La crisi silenziosa dei ristoranti cinesi: nel Cantone ne restano quattro, e arrancano. Altrettanti hanno chiuso negli ultimi due anni. Il “caso Bellariva”
LUGANO - Il signor Chan si aggira tra le sterpaglie, là dove i clienti affollavano i tavolini. Sui cassetti della spazzatura c'è ancora il suo nome. «È tutto rimasto uguale» sospira. Sono passati «un anno e tre mesi» da quando il ristorante Bellariva ha chiuso i battenti: posizione centralissima, di fianco all'hotel Bellevue sul lungolago, i padroni di casa «hanno deciso di vendere» e ora il locale giace in stato di abbandono. Dopo un braccio di ferro legale con la proprietà Chang, a pochi mesi dalla pensione, ha mollato il colpo. «Il gioco non vale più la candela – spiega – la clientela ticinese oggi cerca la cucina asiatica esclusivamente oltre confine, per i prezzi bassi».
La crisi silenziosa - I numeri parlano chiaro: di 7 ristoranti cinesi presenti in Ticino nel 2015, ben quattro hanno chiuso i battenti negli scorsi mesi (uno ha riaperto a Tenero). Altri due, sempre a Lugano, starebbero per fare lo stesso a breve per «raggiunti limiti di età». Il ristorante “Cina” di piazza Riforma chiuderà tra un anno: «Il contratto scade e non vale la pena andare avanti» spiega il titolare, prossimo alla pensione. Anche qui, l'immmobile è stato venduto.
«Segno di disaffezione» - Il fatto è che le attività «non sono più abbastanza redditizie per mantenere posizioni centrali e sono le prime vittime della disaffezione della clientela per l'offerta locale» osserva Massimo Suter di GastroTicino.
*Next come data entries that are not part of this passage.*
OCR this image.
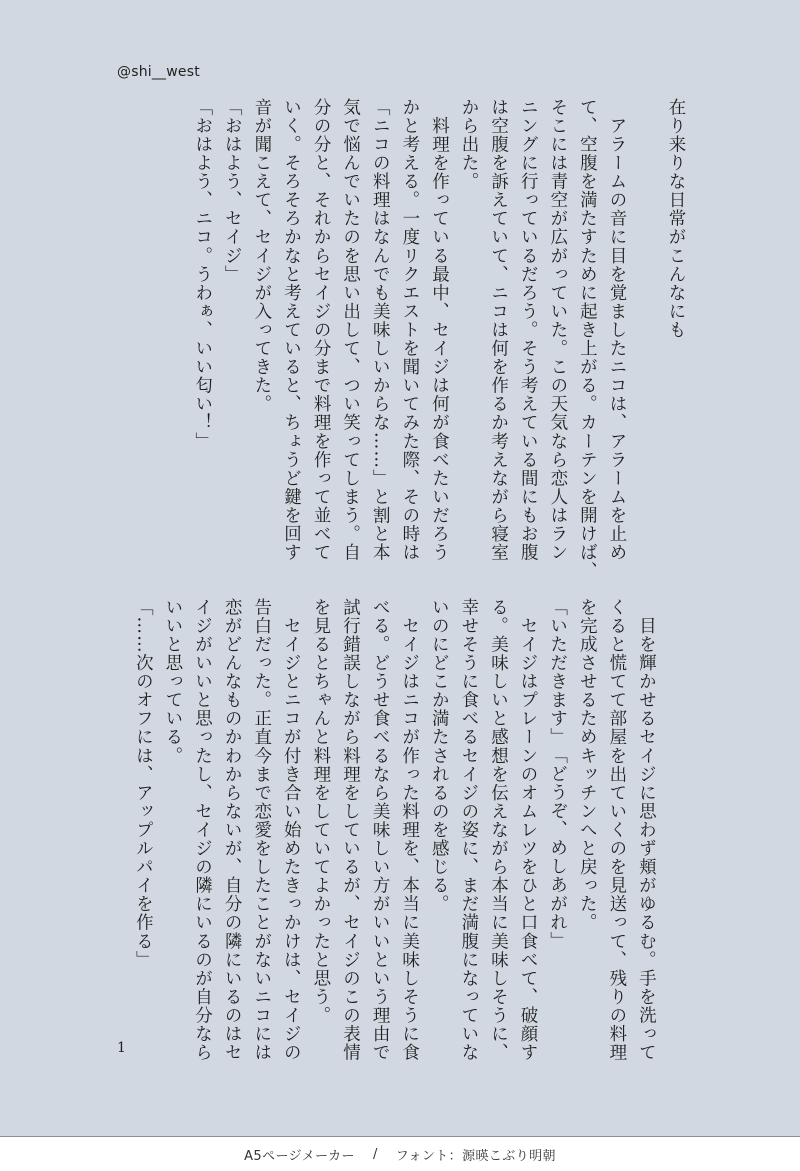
@shi__west
在り来りな日常がこんなにも
　アラームの音に目を覚ましたニコは、アラームを止め
て、空腹を満たすために起き上がる。カーテンを開けば、
そこには青空が広がっていた。この天気なら恋人はラン
ニングに行っているだろう。そう考えている間にもお腹
は空腹を訴えていて、ニコは何を作るか考えながら寝室
から出た。
　料理を作っている最中、セイジは何が食べたいだろう
かと考える。一度リクエストを聞いてみた際、その時は
「ニコの料理はなんでも美味しいからな……」と割と本
気で悩んでいたのを思い出して、つい笑ってしまう。自
分の分と、それからセイジの分まで料理を作って並べて
いく。そろそろかなと考えていると、ちょうど鍵を回す
音が聞こえて、セイジが入ってきた。
「おはよう、セイジ」
「おはよう、ニコ。うわぁ、いい匂い！」
　目を輝かせるセイジに思わず頬がゆるむ。手を洗って
くると慌てて部屋を出ていくのを見送って、残りの料理
を完成させるためキッチンへと戻った。
「いただきます」
「どうぞ、めしあがれ」
　セイジはプレーンのオムレツをひと口食べて、破顔す
る。美味しいと感想を伝えながら本当に美味しそうに、
幸せそうに食べるセイジの姿に、まだ満腹になっていな
いのにどこか満たされるのを感じる。
　セイジはニコが作った料理を、本当に美味しそうに食
べる。どうせ食べるなら美味しい方がいいという理由で
試行錯誤しながら料理をしているが、セイジのこの表情
を見るとちゃんと料理をしていてよかったと思う。
　セイジとニコが付き合い始めたきっかけは、セイジの
告白だった。正直今まで恋愛をしたことがないニコには
恋がどんなものかわからないが、自分の隣にいるのはセ
イジがいいと思ったし、セイジの隣にいるのが自分なら
いいと思っている。
「……次のオフには、アップルパイを作る」
1
A5ページメーカー / フォント：源暎こぶり明朝
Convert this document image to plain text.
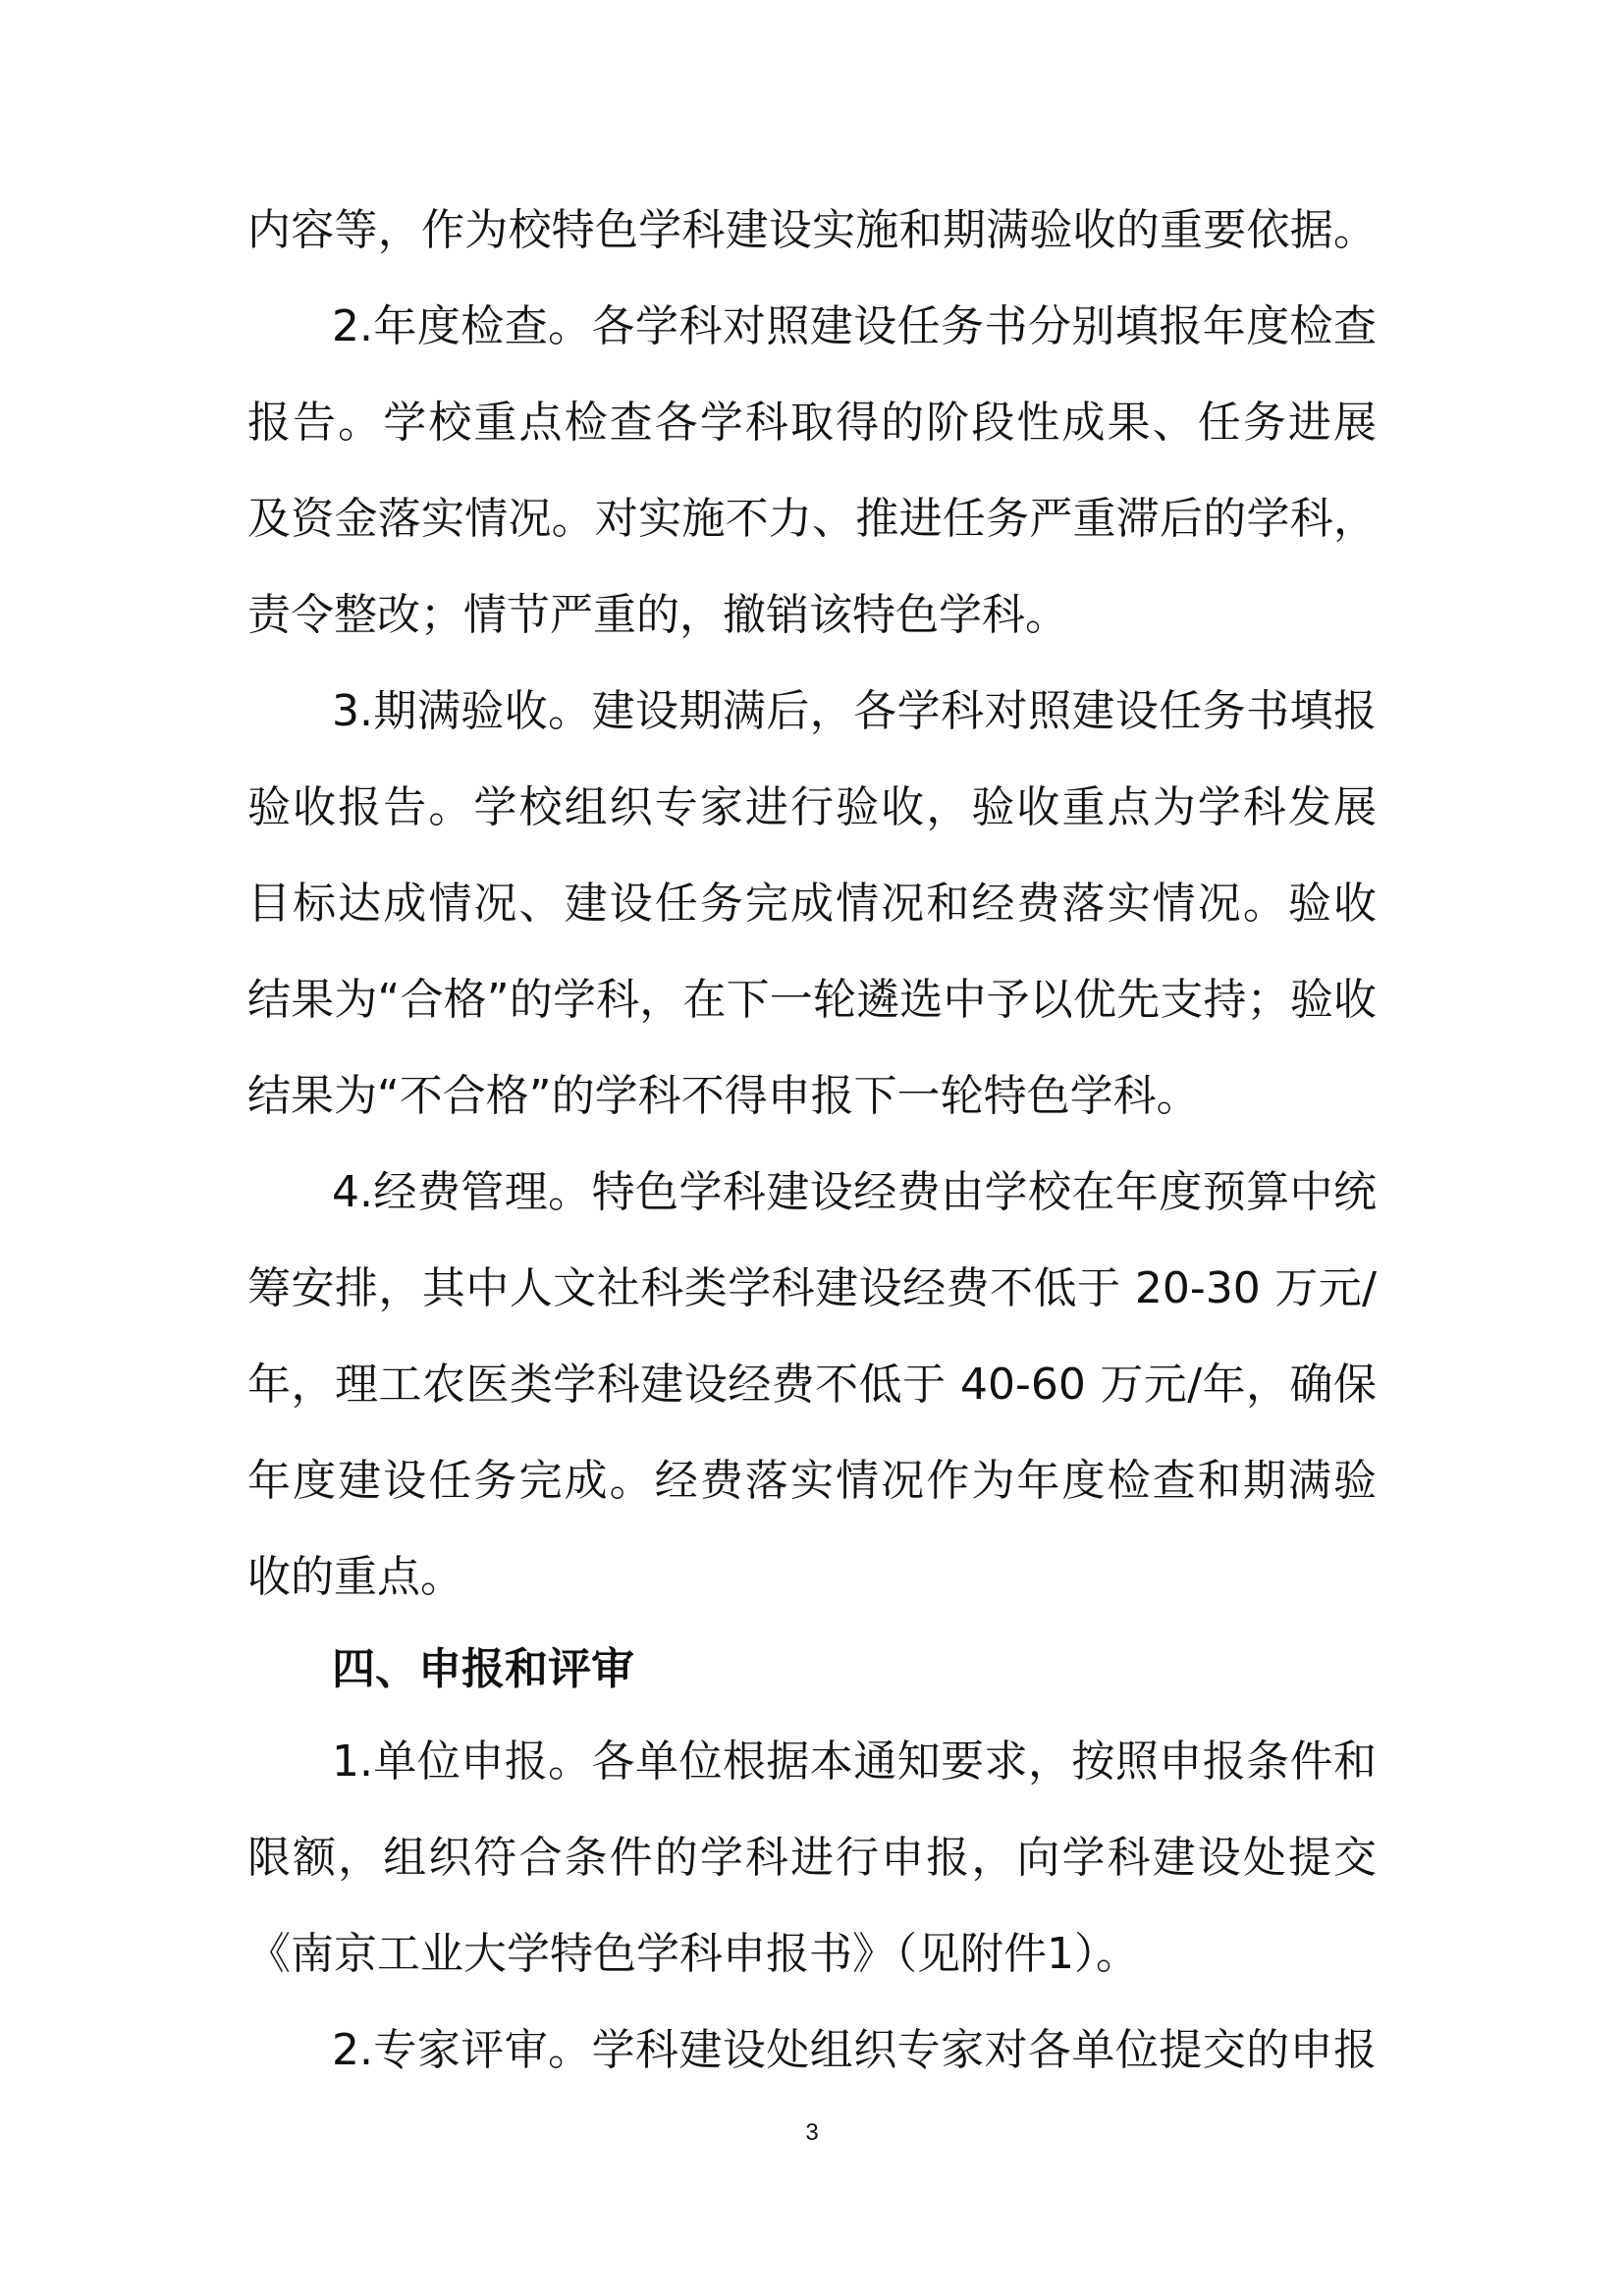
内容等，作为校特色学科建设实施和期满验收的重要依据。
2.年度检查。各学科对照建设任务书分别填报年度检查
报告。学校重点检查各学科取得的阶段性成果、任务进展
及资金落实情况。对实施不力、推进任务严重滞后的学科，
责令整改；情节严重的，撤销该特色学科。
3.期满验收。建设期满后，各学科对照建设任务书填报
验收报告。学校组织专家进行验收，验收重点为学科发展
目标达成情况、建设任务完成情况和经费落实情况。验收
结果为“合格”的学科，在下一轮遴选中予以优先支持；验收
结果为“不合格”的学科不得申报下一轮特色学科。
4.经费管理。特色学科建设经费由学校在年度预算中统
筹安排，其中人文社科类学科建设经费不低于 20-30 万元/
年，理工农医类学科建设经费不低于 40-60 万元/年，确保
年度建设任务完成。经费落实情况作为年度检查和期满验
收的重点。
四、申报和评审
1.单位申报。各单位根据本通知要求，按照申报条件和
限额，组织符合条件的学科进行申报，向学科建设处提交
《南京工业大学特色学科申报书》（见附件1）。
2.专家评审。学科建设处组织专家对各单位提交的申报
3
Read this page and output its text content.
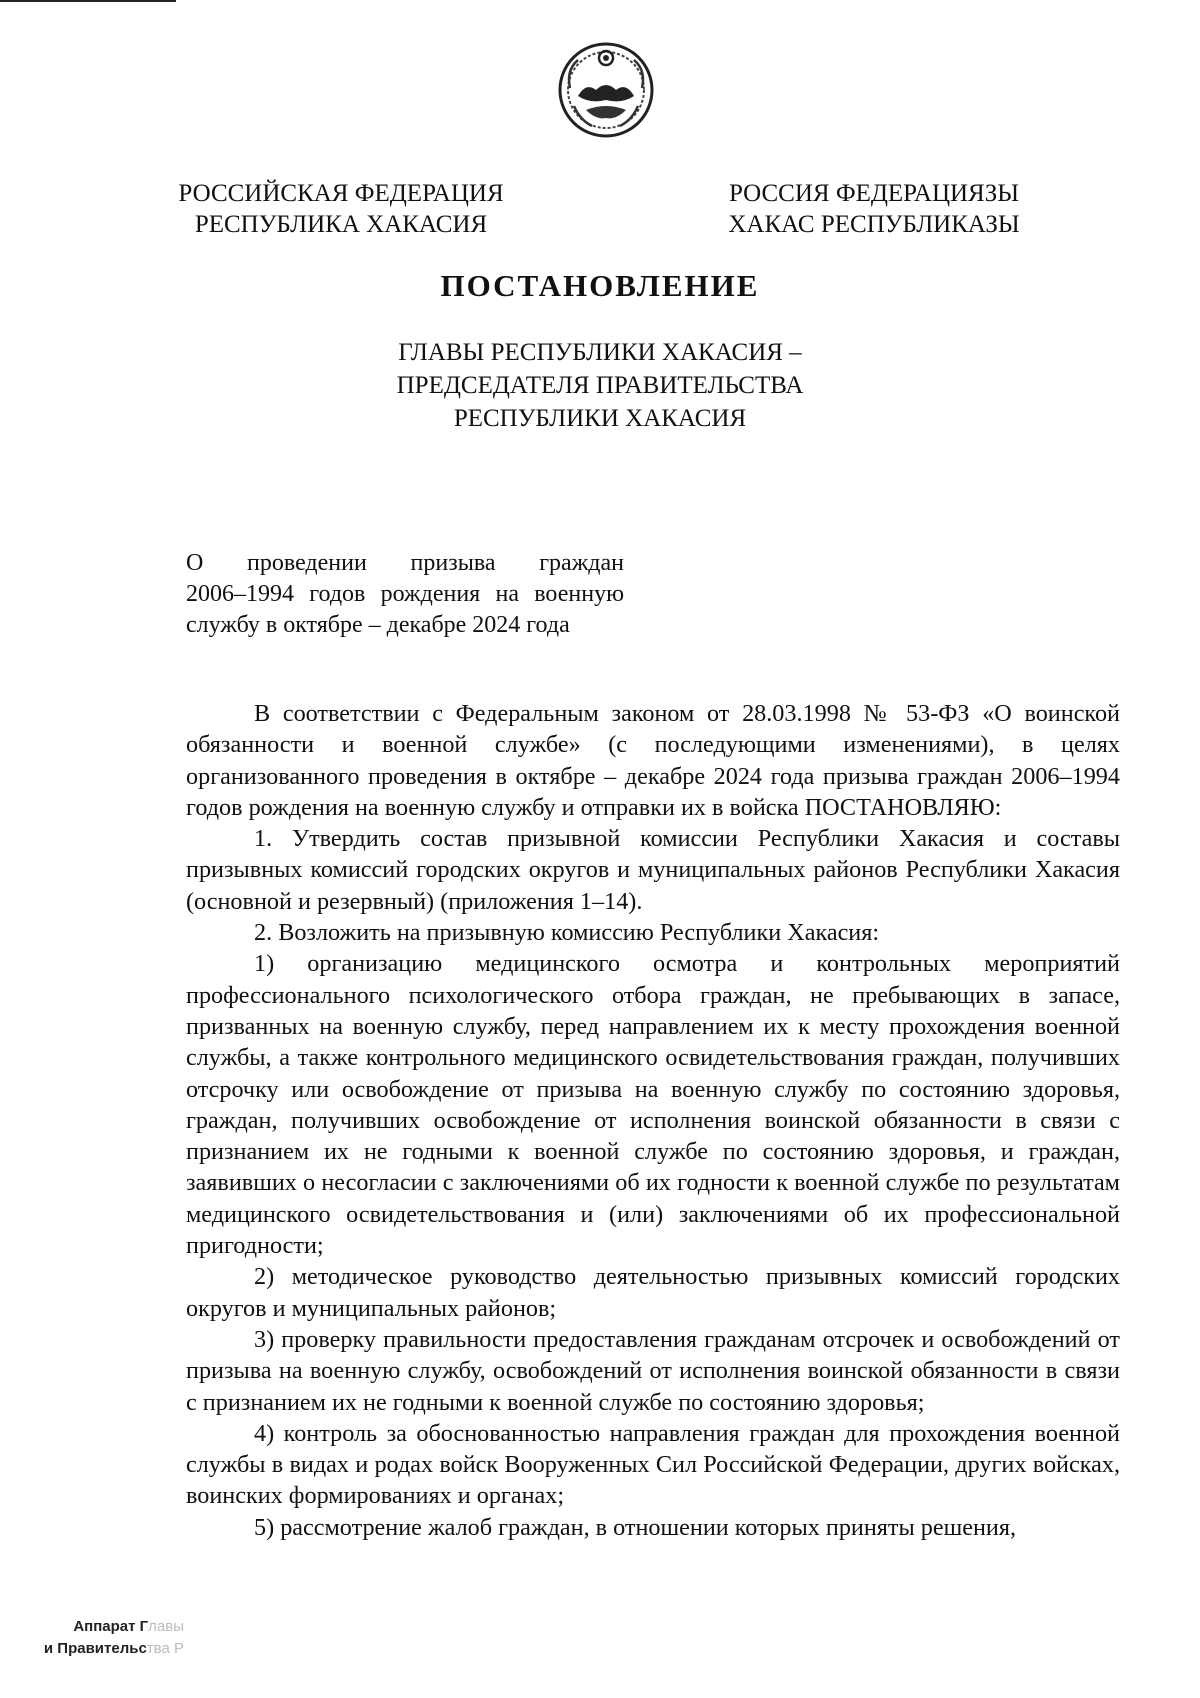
РОССИЙСКАЯ ФЕДЕРАЦИЯ
РЕСПУБЛИКА ХАКАСИЯ
РОССИЯ ФЕДЕРАЦИЯЗЫ
ХАКАС РЕСПУБЛИКАЗЫ
ПОСТАНОВЛЕНИЕ
ГЛАВЫ РЕСПУБЛИКИ ХАКАСИЯ –
ПРЕДСЕДАТЕЛЯ ПРАВИТЕЛЬСТВА
РЕСПУБЛИКИ ХАКАСИЯ
О проведении призыва граждан
2006–1994 годов рождения на военную службу в октябре – декабре 2024 года

В соответствии с Федеральным законом от 28.03.1998 № 53-ФЗ «О воинской обязанности и военной службе» (с последующими изменениями), в целях организованного проведения в октябре – декабре 2024 года призыва граждан 2006–1994 годов рождения на военную службу и отправки их в войска ПОСТАНОВЛЯЮ:

1. Утвердить состав призывной комиссии Республики Хакасия и составы призывных комиссий городских округов и муниципальных районов Республики Хакасия (основной и резервный) (приложения 1–14).

2. Возложить на призывную комиссию Республики Хакасия:

1) организацию медицинского осмотра и контрольных мероприятий профессионального психологического отбора граждан, не пребывающих в запасе, призванных на военную службу, перед направлением их к месту прохождения военной службы, а также контрольного медицинского освидетельствования граждан, получивших отсрочку или освобождение от призыва на военную службу по состоянию здоровья, граждан, получивших освобождение от исполнения воинской обязанности в связи с признанием их не годными к военной службе по состоянию здоровья, и граждан, заявивших о несогласии с заключениями об их годности к военной службе по результатам медицинского освидетельствования и (или) заключениями об их профессиональной пригодности;

2) методическое руководство деятельностью призывных комиссий городских округов и муниципальных районов;

3) проверку правильности предоставления гражданам отсрочек и освобождений от призыва на военную службу, освобождений от исполнения воинской обязанности в связи с признанием их не годными к военной службе по состоянию здоровья;

4) контроль за обоснованностью направления граждан для прохождения военной службы в видах и родах войск Вооруженных Сил Российской Федерации, других войсках, воинских формированиях и органах;

5) рассмотрение жалоб граждан, в отношении которых приняты решения,

Аппарат Главы
и Правительства Р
Colpa del franco forte, del proliferare di sushi-wok nei comuni italiani di frontiera (una decina solo a Lavena Ponte Tresa, stando a Tripadvisor) ma anche in Ticino. «La mia impressione è che si sia diversificata l'offerta asiatica ed etnica e questo abbia penalizzato le attività più tradizionali» commenta Francesca Wölfler del Centro culturale cinese il Ponte.
«Una perdita per il settore» - I pregiudizi su igiene e lavoro irregolare fanno il resto: anche se nel 2015 controlli a tappeto della Polizia cantonale in sette locali non hanno rilevato irregolarità. Quella dei ristoratori (ti)cinesi, in realtà, «è una nicchia che fa gruppo a sé ma non ha mai creato problemi» avverte Suter. La loro crisi silenziosa «è una perdita per tutto il settore e un segnale di una crisi più grande che, purtroppo, è ormai generale» conclude Suter.